You can create a vSphere reservation to assign external networks and routed gateways to network profiles for networks, specify the transport zone, and assign security groups to machine components.

If you have configured VMware NSX, and installed the NSX plug-in for vRealize Automation, you can specify NSX transport zone, gateway reservation policy, and app isolation settings when you create or edit a blueprint. These settings are available on the NSX Settings tab on the New Blueprint and Blueprint Properties pages.

The network and security component settings that you add to the blueprint design canvas are derived from your NSX configuration and require that you have installed the NSX plug-in and run data collection for the NSX inventory for vSphere clusters. Network and security components are specific to NSX and are available for use with vSphere machine components only. For information about configuring NSX, see NSX Administration Guide.

When vRealize Automation provisions machines with NAT or routed networking, it provisions a routed gateway as the network router. The routed gateway is a management machine that consumes compute resources. It also manages the network communications for the provisioned machine components. The reservation used to provision the routed gateway determines the external network used for NAT and routed network profiles. It also determines the reservation routed gateway used to configure routed networks. The reservation routed gateway links routed networks together with entries in the routing table.

You can specify a routed gateway reservation policy to identify which reservations to use when provisioning the machines using the routed gateway. By default, vRealize Automation uses the same reservations for the routed gateway and the machine components.

You select one or more security groups in the reservation to enforce baseline security policy for all component machines provisioned with that reservation in vRealize Automation. Every provisioned machine is added to these specified security groups.

Successful provisioning requires the transport zone of the reservation to match the transport zone of a machine blueprint when that blueprint defines machine networks. Similarly, provisioning a machine's routed gateway requires that the transport zone defined in the reservation matches the transport zone defined for the blueprint.

When you select a routed gateway and network profile on a reservation when configuring routed networks, select the network path to be used in linking routed networks together and assign it the external network profile used to configure the routed network profile.

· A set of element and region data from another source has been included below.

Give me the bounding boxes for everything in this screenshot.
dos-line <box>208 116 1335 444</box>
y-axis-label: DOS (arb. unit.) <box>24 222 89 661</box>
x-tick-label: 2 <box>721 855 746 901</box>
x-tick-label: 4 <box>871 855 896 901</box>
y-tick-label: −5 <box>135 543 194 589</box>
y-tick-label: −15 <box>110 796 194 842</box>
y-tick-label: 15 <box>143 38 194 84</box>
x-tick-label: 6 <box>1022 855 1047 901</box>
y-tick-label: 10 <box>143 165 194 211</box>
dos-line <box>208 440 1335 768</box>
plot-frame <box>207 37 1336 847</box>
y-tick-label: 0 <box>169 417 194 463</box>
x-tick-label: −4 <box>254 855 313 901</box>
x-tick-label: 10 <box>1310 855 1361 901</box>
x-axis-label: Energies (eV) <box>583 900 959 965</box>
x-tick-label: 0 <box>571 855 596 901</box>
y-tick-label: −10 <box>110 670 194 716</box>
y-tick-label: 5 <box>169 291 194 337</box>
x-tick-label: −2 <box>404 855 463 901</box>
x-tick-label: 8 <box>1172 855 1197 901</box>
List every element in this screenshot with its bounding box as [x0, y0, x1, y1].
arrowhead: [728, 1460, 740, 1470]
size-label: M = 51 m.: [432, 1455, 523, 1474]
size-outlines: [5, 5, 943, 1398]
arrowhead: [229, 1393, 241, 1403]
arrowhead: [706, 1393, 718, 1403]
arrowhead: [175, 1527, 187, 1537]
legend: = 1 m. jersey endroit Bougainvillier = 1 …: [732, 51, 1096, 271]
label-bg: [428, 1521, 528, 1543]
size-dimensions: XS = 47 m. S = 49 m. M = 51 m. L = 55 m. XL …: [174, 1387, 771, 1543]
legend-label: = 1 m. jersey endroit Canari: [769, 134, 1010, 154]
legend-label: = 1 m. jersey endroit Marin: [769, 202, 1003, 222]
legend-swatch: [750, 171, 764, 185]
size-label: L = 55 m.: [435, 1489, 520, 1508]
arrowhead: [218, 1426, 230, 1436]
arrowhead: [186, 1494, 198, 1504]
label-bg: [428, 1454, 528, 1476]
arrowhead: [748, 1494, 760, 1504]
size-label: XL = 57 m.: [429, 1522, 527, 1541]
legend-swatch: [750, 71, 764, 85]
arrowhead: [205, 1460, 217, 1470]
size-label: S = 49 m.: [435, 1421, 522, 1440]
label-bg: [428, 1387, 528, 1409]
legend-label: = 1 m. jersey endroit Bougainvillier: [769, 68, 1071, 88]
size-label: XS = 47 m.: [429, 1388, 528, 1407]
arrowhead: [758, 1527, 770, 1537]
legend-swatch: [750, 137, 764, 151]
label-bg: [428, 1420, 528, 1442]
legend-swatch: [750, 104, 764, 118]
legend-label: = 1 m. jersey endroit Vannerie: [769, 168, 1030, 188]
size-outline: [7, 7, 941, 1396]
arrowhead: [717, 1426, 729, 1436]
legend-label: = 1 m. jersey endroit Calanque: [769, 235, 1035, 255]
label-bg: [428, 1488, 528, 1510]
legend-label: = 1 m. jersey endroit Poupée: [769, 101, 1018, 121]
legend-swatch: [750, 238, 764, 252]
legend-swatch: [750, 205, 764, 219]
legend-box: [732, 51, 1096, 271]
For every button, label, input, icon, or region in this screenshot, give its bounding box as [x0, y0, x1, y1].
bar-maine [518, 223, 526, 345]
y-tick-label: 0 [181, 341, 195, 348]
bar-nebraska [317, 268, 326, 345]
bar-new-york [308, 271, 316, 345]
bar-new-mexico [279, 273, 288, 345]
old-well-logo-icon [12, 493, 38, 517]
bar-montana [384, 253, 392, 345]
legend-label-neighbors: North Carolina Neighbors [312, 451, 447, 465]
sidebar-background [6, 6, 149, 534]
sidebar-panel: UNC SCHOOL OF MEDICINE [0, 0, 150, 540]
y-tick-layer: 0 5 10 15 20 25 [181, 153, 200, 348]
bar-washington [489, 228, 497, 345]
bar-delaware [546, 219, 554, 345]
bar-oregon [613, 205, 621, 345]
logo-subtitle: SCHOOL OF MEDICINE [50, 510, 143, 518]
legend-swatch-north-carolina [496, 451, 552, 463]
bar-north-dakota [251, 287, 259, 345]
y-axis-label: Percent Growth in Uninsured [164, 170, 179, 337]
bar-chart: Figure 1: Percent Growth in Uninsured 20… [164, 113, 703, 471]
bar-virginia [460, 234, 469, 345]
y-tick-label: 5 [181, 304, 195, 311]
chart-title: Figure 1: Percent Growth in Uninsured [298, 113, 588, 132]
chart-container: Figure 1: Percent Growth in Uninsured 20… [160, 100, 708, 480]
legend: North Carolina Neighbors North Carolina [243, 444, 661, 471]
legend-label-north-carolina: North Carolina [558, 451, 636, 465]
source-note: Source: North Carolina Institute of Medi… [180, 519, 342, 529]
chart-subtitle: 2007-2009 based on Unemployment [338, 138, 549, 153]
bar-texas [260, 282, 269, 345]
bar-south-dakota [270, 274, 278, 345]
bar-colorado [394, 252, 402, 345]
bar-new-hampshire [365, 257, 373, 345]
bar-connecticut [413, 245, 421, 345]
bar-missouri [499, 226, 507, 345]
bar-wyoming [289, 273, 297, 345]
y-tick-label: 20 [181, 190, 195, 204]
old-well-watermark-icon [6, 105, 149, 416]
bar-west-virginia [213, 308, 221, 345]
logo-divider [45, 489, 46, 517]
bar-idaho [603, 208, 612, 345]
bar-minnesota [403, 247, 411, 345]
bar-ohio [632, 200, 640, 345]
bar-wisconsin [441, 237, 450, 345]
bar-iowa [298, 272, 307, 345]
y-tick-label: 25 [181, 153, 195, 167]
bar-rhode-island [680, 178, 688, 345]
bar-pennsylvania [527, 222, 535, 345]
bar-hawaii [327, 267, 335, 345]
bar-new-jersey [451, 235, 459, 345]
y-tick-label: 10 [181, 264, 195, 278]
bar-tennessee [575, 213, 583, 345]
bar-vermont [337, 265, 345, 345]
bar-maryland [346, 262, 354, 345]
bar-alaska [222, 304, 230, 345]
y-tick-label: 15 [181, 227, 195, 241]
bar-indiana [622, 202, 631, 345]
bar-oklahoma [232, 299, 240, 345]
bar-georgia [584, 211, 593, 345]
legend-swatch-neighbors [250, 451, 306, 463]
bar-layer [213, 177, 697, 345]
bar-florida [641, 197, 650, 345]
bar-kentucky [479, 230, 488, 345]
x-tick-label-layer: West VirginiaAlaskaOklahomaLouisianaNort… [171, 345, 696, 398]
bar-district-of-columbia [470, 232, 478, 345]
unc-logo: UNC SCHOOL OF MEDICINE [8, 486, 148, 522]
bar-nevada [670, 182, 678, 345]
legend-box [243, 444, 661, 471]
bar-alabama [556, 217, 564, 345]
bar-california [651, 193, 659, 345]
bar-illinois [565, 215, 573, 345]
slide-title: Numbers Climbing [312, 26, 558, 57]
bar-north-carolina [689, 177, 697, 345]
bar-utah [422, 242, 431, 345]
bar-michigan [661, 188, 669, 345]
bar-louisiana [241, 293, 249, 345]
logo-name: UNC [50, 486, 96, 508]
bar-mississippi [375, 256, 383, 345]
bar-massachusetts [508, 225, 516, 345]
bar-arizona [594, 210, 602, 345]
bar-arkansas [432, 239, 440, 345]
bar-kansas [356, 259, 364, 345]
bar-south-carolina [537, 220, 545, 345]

The list of network profiles available to be assigned to a network path is filtered to match the subnet of the network path based on the subnet mask and primary IP address selected for the network interface.

If you want to use a routed gateway in vRealize Automation reservations, configure the routed gateway externally in the NSX or vCloud Networking and Security environment and then run inventory data collection. For NSX, you must have a working NSX Edge instance before you can configure the default gateway for static routes or dynamic routing details for an Edge services gateway or distributed router. See NSX Administration Guide or vCloud Networking and Security product documentation.